Jumping for diffusion in random metastable systems
Cecilia González-Tokman, Joshua Peters
TL;DR
The paper develops a rigorous framework for random metastable interval maps, where small random perturbations introduce holes that couple multiple invariant subintervals. It establishes a spectral theory for the open Perron-Frobenius cocycle, proving a quasi-compact, hyperbolic structure and a precise eigenpair behavior under perturbation, and shows that the jump dynamics of the perturbed system converge to those of an averaged Markov jump process with generator $\bar{G}$. It then connects these jumps to a quenched Central Limit Theorem for fibrewise observables and derives a diffusion-coefficient formula in terms of the averaged generator, providing a concrete link between metastable dynamics and averaged Markov dynamics. The theoretical results are illustrated with an application to random paired tent maps, yielding explicit expressions for the diffusion limit in terms of averaged leakage rates. Overall, the work integrates random dynamical systems, transfer-operator perturbation theory, and Markov-jump approximations to quantify metastable fluctuations in random environments, with potential implications for understanding diffusion-like behaviour in complex, randomly forced systems.
Abstract
Random metastability occurs when an externally forced or noisy system possesses more than one state of apparent equilibrium.

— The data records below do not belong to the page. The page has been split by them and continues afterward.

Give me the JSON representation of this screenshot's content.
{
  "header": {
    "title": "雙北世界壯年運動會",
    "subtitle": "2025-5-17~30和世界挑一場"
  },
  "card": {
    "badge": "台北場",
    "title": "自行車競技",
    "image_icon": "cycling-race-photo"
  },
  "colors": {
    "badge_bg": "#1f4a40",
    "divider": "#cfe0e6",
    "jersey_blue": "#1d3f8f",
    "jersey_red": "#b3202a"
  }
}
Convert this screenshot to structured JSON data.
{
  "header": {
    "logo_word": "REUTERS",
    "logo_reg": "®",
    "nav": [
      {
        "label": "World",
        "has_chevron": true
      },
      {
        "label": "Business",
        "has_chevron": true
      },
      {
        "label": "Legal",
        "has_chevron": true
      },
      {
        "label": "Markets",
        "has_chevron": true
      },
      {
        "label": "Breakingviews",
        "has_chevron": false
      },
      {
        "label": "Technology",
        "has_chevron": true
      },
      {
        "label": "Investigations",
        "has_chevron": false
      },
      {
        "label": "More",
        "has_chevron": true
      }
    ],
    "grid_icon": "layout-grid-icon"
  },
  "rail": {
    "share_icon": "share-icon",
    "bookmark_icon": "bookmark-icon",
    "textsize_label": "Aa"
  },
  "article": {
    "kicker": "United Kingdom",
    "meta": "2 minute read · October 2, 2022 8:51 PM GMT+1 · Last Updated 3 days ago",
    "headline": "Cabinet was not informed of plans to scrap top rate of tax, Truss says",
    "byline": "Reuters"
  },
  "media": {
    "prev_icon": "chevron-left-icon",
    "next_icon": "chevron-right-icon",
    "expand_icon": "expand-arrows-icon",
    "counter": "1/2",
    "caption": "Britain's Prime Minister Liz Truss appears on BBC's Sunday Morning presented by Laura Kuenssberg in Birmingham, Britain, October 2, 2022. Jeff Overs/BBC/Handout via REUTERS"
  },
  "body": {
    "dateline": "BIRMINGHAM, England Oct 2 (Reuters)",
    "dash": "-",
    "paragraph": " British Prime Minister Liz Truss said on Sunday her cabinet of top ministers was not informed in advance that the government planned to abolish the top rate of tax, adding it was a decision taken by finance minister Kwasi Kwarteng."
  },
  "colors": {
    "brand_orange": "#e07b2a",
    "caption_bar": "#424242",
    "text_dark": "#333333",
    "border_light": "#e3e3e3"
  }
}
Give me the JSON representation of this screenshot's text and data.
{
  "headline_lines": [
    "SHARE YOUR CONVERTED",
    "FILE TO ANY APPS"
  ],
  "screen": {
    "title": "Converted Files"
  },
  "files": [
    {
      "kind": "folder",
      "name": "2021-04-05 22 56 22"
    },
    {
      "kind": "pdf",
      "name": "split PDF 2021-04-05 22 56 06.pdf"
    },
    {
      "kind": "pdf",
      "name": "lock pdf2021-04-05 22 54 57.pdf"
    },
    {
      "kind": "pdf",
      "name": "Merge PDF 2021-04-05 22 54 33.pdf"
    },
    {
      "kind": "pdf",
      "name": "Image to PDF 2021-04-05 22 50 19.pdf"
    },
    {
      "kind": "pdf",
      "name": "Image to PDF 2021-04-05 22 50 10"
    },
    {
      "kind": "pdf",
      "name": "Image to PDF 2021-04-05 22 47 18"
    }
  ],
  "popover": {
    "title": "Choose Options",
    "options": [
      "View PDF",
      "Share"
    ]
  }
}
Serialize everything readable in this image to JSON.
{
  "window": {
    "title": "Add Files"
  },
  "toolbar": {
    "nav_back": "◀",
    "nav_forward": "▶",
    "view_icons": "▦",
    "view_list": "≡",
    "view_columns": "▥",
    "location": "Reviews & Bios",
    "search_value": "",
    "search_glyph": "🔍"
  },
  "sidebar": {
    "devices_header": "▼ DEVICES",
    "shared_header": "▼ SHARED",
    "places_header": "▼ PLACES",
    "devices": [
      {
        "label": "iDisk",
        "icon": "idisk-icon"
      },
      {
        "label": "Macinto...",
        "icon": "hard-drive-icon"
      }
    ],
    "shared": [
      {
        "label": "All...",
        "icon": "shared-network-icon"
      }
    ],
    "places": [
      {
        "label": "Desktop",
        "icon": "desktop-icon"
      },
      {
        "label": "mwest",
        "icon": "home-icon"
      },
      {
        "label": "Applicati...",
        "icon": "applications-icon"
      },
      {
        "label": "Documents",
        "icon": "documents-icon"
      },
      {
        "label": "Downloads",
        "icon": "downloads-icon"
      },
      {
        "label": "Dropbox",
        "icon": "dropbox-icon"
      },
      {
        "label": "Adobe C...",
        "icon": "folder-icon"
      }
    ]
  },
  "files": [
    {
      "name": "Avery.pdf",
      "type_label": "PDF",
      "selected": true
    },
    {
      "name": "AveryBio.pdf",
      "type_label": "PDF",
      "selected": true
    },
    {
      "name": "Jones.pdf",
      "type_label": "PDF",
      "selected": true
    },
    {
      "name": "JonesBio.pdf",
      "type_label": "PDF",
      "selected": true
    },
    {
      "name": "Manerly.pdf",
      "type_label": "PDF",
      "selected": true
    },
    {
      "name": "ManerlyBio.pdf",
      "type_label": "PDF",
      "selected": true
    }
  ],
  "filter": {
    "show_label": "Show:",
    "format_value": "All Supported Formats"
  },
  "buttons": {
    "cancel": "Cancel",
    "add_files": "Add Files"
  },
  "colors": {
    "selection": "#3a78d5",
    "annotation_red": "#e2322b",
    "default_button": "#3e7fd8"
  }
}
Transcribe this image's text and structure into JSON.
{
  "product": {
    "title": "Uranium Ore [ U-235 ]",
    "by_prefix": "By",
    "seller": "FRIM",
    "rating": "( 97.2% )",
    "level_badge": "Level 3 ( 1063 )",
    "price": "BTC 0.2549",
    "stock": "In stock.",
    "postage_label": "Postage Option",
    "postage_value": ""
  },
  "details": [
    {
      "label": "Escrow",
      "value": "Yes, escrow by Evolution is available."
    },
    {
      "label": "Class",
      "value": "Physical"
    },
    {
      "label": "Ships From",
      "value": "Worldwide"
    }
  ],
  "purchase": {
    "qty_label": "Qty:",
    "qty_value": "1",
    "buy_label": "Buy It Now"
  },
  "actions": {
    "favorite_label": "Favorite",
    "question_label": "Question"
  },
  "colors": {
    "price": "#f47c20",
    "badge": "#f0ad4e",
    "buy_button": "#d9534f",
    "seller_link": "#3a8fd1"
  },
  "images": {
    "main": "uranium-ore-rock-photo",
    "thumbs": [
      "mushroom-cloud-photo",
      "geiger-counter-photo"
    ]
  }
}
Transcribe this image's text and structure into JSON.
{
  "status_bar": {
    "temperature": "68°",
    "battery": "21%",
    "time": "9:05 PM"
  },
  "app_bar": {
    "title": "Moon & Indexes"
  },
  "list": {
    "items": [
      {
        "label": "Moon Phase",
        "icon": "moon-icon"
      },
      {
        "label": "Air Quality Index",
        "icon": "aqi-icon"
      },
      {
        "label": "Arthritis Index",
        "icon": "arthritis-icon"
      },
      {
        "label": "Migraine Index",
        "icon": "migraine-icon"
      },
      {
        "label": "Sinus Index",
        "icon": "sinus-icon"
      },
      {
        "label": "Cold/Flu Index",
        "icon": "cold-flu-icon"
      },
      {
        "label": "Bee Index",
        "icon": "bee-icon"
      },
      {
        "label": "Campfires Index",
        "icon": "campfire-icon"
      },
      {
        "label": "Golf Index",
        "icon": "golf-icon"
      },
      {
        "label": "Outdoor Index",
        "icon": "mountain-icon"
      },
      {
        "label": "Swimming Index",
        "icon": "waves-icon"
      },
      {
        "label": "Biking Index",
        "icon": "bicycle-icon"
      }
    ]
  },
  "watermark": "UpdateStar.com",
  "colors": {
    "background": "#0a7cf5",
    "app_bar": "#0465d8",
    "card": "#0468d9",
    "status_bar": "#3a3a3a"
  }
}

This work investigates fluctuations in a class of random dynamical systems, arising from randomly perturbing a piecewise smooth expanding interval map with more than one invariant subinterval. Upon perturbation, this invariance is destroyed, allowing trajectories to switch between subintervals, giving rise to metastable behaviour. We show that the distributions of jumps of a time-homogeneous Markov chain approximate the distributions of jumps for random metastable systems. Additionally, we demonstrate that this approximation extends to the diffusion coefficient for (random) observables of such systems. As an example, our results are applied to Horan's random paired tent maps.